Suppose, we have a protocol with typealiases like this:

// common closure types
typealias Action = () -> Void
typealias Consumer<T> = (T) -> Void

// here starts the fun
typealias AsyncAction = (Action?) -> Void
typealias AsyncGetter<T> = (Consumer<T>?) -> Void
typealias AsyncSetter<T> = (T, Action?) -> Void

// make compiler and you happy
typealias Foo = Void
typealias Bar = Void

protocol FooBarDatabaseAccess {
    func doSomething()
    func doSomethingAsync(completion: Action?)//: AsyncAction
    func getFooAsync(completion: Consumer<Foo>?)//: AsyncGetter<Foo>
    func getBarAsync(completion: Consumer<Bar>?)//: AsyncGetter<Bar>
    func setBarAsync(value: Bar, completion: Action?)//: AsyncSetter<Bar>
}

I would like to specify the function type similar to let/var declarations with a colon followed by its assignable type:

/* -- let/var -- */

// implicitly typed as String, determined from initial assignment
let implicitString = ""

// explicitly typed as String, though initialisation is omitted here
let explicitString: String


/* -- func -- */

// implicitly typed as () -> Void, determined from argument/return type(s)
func implicitAction()

// explicitly typed as Action, compiler should complain if it does not conform to the type (alias)
???

How can I achieve that?

A possible workaround is to transform it into a property declaration, but that is confusing:

var explicitAction: Action = { get }

Answer 1

As Action is a typealias and not a type, swift can't differentiate them.

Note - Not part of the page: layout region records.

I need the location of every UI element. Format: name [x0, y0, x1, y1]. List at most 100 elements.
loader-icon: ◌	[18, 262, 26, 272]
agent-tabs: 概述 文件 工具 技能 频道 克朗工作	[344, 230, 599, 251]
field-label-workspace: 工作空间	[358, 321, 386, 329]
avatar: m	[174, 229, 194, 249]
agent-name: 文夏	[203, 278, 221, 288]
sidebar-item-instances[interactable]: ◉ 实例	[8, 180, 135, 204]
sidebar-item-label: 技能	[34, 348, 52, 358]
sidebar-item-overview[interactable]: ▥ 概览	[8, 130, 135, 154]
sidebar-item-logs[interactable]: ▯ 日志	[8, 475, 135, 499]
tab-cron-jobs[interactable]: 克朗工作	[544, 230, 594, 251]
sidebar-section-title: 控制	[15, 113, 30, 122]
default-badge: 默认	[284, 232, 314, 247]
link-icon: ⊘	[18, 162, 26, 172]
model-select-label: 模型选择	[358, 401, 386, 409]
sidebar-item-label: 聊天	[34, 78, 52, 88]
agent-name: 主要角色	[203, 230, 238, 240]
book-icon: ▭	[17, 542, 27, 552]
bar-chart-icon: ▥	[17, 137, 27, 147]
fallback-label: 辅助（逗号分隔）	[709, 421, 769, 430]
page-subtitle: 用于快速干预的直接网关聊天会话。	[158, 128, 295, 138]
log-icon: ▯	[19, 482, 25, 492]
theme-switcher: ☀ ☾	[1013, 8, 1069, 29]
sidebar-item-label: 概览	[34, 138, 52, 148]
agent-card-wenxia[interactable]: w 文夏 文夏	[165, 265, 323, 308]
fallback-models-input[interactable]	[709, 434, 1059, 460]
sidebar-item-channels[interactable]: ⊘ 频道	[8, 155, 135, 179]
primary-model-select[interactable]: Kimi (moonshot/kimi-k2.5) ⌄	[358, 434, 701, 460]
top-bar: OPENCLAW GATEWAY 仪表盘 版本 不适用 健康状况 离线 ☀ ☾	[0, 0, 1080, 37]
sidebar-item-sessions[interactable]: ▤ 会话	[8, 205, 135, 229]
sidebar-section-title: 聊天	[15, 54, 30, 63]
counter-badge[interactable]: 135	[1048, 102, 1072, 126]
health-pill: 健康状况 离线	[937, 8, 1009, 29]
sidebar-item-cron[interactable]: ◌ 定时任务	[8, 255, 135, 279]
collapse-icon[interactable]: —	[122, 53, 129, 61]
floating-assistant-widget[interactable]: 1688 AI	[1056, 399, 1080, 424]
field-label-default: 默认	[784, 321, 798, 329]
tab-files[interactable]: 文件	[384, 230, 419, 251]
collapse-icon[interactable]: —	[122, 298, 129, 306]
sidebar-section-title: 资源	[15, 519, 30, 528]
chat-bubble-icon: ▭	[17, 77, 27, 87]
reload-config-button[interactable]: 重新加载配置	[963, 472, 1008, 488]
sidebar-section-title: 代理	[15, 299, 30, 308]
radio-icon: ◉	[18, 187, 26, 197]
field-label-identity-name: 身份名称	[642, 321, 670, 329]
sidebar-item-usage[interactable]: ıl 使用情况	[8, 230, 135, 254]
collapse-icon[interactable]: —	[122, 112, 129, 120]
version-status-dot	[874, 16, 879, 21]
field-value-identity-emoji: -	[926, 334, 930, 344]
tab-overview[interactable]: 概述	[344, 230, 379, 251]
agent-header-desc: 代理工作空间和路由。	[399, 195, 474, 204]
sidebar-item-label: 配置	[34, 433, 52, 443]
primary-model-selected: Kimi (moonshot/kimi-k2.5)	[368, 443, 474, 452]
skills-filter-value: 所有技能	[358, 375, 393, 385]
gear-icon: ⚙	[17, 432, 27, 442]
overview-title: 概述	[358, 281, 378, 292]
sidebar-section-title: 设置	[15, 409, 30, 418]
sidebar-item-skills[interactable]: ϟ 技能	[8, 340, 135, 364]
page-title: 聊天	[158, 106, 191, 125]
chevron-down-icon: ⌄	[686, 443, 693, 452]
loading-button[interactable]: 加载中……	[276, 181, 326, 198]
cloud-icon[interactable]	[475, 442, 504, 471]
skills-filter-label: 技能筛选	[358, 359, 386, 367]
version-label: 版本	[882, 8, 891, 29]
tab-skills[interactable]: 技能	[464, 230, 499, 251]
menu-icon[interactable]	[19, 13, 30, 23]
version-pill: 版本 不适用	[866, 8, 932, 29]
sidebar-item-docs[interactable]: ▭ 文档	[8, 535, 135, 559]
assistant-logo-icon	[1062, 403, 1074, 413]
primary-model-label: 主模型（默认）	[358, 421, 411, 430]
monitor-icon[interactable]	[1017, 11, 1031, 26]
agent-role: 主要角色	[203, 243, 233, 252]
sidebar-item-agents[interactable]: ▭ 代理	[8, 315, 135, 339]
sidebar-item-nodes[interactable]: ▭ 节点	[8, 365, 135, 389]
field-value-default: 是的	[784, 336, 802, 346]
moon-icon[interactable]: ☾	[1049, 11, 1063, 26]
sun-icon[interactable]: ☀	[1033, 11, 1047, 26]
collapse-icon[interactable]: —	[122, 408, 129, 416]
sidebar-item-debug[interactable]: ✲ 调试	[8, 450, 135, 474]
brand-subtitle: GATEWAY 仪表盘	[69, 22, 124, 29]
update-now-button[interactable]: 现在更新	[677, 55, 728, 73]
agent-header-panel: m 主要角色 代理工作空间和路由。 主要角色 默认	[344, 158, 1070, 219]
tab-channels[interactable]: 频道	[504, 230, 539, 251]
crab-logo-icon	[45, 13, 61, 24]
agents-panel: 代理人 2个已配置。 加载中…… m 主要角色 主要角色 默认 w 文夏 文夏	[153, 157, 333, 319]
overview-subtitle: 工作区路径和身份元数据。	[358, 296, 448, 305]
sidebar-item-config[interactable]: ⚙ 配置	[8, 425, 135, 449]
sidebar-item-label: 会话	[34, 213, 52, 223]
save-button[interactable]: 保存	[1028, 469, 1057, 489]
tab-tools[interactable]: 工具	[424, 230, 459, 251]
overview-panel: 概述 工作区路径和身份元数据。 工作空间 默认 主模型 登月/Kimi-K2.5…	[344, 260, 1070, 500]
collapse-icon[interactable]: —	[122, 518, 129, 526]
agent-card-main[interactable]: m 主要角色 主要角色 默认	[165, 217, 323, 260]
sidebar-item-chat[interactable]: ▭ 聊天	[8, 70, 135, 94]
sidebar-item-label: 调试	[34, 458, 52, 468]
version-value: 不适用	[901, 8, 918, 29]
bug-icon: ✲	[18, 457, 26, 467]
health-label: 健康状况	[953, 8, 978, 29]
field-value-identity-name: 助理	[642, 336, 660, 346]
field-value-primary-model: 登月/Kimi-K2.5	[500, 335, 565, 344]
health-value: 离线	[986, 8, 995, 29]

As explained in the documentation:

After a type alias is declared, the aliased name can be used instead of the existing type everywhere in your program. The existing type can be a named type or a compound type. Type aliases do not create new types; they simply allow a name to refer to an existing type.

Edit: My bad, I thought you wanted to differentiate () -> Void and Action. As far as I know, using a closure is the only way of doing this in swift.

typealias Foo = (Int) -> Void

protocol FooBar {
  var foo: Foo { get }
}

class FooBarBaz: FooBar {
  var foo: Foo = { intValue in
    // ...
  }
}

Edit 2: Additional information:

According to the Grammar of a function declaration, the only way of declaring a function is to explicitly provide a parameter-clause, which require listing all parameters between parentheses:

function-declaration → function-head function-name generic-parameter-clause_opt function-signature generic-where-clause_opt function-body_opt

function-signature → parameter-clause throws_opt function-result_opt

parameter-clause → ( ) | ( parameter-list )

So apparently, it's not possible to declare a function with a type as signature without using a closure.